Two questions about unit tests.
-
I’ve been writing unit tests for
a while, however they’re usually to
test classes I already had written.
Recently I read an article
(mind you an old article) that says
you should write unit tests before
you begin writing your code.Does anyone actually follow this
methodology? It seems like a good
idea on paper, but in practice is
it? - Should you write unit tests to see how your method handles bad/malicious input? Obviously you would want to write tests against functions which are specifically meant to handle “user” input to see how it handles bad/malicious input, but what about functions which should never have this type of input passed to them? At what point do you draw the line?
The methodology of writing unit tests before the classes is called Test-Driven Development (TDD) and was popularized by Kent Beck in the early 2000s.
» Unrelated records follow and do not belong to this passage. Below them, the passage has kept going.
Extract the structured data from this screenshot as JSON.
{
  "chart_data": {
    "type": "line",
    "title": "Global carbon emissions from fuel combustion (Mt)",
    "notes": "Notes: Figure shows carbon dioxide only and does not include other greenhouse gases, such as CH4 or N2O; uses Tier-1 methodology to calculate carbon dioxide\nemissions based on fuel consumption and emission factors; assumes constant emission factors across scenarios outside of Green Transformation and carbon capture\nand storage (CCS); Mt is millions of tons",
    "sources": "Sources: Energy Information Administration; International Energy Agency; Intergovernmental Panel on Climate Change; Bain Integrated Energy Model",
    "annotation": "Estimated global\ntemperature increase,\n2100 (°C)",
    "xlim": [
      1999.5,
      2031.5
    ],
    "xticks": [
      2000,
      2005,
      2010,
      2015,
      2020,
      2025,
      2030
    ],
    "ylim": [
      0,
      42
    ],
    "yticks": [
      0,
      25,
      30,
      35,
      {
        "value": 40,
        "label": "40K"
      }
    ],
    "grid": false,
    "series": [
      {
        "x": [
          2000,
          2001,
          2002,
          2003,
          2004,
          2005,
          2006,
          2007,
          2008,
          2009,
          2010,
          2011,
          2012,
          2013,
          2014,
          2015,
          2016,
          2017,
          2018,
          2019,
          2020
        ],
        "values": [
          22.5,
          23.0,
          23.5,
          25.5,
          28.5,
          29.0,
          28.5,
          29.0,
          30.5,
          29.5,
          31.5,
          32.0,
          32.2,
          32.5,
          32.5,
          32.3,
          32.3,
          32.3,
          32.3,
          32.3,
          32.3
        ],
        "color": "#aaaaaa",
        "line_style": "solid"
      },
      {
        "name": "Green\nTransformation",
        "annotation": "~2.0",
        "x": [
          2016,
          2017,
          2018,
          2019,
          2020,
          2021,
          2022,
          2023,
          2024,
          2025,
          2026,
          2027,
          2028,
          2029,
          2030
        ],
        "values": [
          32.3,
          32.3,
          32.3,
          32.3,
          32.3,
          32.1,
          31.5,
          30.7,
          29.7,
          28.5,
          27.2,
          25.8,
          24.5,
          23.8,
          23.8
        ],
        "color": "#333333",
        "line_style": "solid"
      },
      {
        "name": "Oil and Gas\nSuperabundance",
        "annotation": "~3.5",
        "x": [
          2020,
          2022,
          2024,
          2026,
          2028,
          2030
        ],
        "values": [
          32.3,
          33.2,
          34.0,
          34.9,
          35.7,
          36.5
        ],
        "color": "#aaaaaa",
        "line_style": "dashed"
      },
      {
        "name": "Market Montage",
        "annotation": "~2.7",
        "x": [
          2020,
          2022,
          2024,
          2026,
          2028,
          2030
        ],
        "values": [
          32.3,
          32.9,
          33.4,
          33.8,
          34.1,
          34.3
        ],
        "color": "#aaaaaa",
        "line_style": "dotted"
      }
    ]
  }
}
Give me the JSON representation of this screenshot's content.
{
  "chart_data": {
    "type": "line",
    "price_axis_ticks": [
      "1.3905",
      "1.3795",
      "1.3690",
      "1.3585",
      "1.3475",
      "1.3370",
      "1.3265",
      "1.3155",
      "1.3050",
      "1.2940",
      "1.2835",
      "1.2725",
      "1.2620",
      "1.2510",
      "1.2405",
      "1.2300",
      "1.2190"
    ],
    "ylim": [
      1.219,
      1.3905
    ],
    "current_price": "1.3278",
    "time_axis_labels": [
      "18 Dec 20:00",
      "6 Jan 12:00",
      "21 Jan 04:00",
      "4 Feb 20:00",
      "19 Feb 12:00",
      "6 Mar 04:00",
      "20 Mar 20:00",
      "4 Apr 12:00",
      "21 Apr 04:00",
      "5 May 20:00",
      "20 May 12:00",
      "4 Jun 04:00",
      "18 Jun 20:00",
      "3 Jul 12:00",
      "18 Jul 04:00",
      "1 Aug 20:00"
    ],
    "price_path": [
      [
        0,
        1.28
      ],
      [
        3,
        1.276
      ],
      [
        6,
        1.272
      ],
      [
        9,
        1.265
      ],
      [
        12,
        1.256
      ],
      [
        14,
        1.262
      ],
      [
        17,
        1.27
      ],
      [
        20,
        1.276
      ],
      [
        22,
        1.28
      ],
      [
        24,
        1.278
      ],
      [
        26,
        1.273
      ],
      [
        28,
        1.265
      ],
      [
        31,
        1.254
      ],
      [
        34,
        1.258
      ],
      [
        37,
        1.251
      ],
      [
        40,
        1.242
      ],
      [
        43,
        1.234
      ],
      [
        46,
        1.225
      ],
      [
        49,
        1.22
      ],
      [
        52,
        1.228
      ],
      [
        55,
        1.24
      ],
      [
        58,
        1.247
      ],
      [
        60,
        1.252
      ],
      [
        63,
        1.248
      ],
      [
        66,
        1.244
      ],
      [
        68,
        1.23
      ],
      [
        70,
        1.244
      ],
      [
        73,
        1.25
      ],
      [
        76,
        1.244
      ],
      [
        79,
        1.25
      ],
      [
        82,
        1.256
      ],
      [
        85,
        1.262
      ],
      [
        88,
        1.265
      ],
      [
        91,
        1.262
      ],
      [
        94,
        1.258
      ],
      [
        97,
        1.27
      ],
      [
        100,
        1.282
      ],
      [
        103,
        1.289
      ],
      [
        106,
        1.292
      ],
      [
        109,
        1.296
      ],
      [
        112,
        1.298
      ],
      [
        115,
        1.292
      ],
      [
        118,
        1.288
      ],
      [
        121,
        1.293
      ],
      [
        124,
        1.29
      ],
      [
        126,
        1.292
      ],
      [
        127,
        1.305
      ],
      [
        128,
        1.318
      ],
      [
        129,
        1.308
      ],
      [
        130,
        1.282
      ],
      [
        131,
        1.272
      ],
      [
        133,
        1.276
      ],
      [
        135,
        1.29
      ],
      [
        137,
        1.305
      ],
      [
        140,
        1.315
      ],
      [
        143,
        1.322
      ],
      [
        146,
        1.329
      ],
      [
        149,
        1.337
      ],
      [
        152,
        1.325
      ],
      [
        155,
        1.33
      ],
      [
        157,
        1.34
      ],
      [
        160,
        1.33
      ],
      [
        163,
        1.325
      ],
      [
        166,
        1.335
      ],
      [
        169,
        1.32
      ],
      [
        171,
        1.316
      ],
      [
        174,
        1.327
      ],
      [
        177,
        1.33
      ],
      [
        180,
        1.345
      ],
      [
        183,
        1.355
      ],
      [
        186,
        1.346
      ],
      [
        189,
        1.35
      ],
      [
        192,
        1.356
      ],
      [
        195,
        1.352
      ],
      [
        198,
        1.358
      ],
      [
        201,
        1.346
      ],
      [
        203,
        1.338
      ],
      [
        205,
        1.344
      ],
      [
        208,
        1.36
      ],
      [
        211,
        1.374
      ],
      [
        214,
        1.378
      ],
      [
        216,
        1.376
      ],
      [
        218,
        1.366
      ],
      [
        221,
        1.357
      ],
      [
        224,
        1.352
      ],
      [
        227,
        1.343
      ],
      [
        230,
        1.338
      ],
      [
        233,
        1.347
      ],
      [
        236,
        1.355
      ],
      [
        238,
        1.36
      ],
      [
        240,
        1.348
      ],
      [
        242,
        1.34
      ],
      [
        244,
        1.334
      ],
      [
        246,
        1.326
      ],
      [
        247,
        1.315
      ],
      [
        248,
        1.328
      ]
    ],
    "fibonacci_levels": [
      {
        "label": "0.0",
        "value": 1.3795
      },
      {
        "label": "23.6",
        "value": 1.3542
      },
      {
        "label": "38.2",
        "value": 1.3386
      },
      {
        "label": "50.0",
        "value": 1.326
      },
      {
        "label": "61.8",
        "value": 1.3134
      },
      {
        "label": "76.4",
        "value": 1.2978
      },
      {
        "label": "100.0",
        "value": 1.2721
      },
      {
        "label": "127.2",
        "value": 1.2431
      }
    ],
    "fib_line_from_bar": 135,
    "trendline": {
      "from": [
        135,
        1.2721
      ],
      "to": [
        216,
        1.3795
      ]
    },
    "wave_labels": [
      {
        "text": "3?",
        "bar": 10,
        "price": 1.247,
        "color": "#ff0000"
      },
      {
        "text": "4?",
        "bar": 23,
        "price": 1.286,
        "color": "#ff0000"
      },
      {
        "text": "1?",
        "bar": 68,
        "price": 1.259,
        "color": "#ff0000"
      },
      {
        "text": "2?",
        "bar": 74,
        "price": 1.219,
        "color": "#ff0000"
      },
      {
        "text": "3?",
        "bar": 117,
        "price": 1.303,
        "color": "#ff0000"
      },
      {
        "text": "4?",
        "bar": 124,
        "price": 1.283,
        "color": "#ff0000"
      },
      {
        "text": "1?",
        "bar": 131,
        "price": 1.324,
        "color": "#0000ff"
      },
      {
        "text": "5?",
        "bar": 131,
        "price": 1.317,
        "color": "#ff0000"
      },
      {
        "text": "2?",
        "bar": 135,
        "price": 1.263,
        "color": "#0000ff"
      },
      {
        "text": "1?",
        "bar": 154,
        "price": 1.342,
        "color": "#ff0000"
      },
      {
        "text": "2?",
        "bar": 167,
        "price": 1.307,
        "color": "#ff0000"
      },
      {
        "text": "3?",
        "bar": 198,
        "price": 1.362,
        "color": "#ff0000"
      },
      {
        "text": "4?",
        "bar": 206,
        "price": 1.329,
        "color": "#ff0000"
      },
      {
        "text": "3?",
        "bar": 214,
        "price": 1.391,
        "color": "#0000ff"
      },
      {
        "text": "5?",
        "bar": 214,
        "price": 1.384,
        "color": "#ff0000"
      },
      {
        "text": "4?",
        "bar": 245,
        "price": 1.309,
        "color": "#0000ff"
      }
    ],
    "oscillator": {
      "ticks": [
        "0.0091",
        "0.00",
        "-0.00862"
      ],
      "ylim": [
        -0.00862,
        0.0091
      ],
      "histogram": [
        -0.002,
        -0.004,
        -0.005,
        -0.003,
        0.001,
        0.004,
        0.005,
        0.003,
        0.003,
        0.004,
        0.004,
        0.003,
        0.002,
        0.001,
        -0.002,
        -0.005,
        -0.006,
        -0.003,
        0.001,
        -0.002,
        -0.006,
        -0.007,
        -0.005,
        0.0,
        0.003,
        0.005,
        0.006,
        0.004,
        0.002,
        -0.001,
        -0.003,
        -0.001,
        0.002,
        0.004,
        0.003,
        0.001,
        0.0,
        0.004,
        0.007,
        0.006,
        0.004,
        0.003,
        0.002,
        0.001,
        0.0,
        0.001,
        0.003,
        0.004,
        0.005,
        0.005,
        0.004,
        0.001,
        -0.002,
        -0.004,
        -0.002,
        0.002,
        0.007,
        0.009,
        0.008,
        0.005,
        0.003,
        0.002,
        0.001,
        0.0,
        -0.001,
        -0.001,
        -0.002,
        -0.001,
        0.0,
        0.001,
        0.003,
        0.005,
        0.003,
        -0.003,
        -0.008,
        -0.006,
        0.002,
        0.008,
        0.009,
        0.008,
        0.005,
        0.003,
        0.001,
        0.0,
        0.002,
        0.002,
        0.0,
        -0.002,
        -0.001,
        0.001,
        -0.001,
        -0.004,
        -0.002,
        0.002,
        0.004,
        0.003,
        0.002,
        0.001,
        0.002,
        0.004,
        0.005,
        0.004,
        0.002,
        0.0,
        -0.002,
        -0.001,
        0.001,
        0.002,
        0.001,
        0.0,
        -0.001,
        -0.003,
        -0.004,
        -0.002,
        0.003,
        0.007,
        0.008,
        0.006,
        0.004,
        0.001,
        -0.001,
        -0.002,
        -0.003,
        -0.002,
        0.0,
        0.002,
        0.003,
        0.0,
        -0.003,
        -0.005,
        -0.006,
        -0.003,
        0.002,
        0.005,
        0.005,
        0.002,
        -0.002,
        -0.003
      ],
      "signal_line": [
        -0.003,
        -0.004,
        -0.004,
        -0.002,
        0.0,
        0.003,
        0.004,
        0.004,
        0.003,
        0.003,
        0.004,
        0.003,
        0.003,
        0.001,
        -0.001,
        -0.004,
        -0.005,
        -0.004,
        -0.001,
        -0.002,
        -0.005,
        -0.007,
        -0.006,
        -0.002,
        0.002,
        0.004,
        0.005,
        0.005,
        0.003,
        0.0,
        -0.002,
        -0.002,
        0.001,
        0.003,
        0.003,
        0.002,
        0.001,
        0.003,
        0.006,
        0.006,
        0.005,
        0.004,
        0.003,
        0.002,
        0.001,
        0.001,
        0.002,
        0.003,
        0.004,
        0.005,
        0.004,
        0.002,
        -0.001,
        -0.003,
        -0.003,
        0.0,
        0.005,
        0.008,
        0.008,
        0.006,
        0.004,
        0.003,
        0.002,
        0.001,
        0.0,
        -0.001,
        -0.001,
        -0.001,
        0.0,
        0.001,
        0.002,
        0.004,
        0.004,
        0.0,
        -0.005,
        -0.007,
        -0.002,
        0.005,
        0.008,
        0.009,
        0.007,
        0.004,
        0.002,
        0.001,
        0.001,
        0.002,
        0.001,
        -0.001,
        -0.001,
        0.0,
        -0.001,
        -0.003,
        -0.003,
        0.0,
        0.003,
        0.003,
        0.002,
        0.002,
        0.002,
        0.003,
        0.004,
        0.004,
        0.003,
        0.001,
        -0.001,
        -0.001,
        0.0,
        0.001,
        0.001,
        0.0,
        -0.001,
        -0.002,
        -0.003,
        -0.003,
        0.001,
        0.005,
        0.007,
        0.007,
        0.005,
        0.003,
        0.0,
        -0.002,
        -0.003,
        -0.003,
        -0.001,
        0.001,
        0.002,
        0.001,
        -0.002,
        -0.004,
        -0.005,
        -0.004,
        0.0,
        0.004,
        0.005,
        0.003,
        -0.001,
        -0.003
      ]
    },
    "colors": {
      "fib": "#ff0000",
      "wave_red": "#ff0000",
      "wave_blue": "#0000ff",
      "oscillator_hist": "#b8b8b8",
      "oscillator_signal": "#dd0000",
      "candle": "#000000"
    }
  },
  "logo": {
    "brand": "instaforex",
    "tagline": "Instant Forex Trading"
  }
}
The idea is that you write a test that describes the functionality that you need. Initially, this test will fail. As you write your class, the test passes. You refactor your test to add more desired functionality, then refactor the class to make this new test pass. Your class has met its goals as soon as the tests pass. Of course, this scales up beyond classes as well.
As to what types of tests to write, it depends on if you are testing a public API or a private API. Public APIs should have more extensive tests written to ensure that input is well formed, especially if you don’t fully trust the users of your API. Private APIs (methods that are only called by your code) can probably get away without these tests – I would suspect that you can trust your own development team to not pass in bad data to them.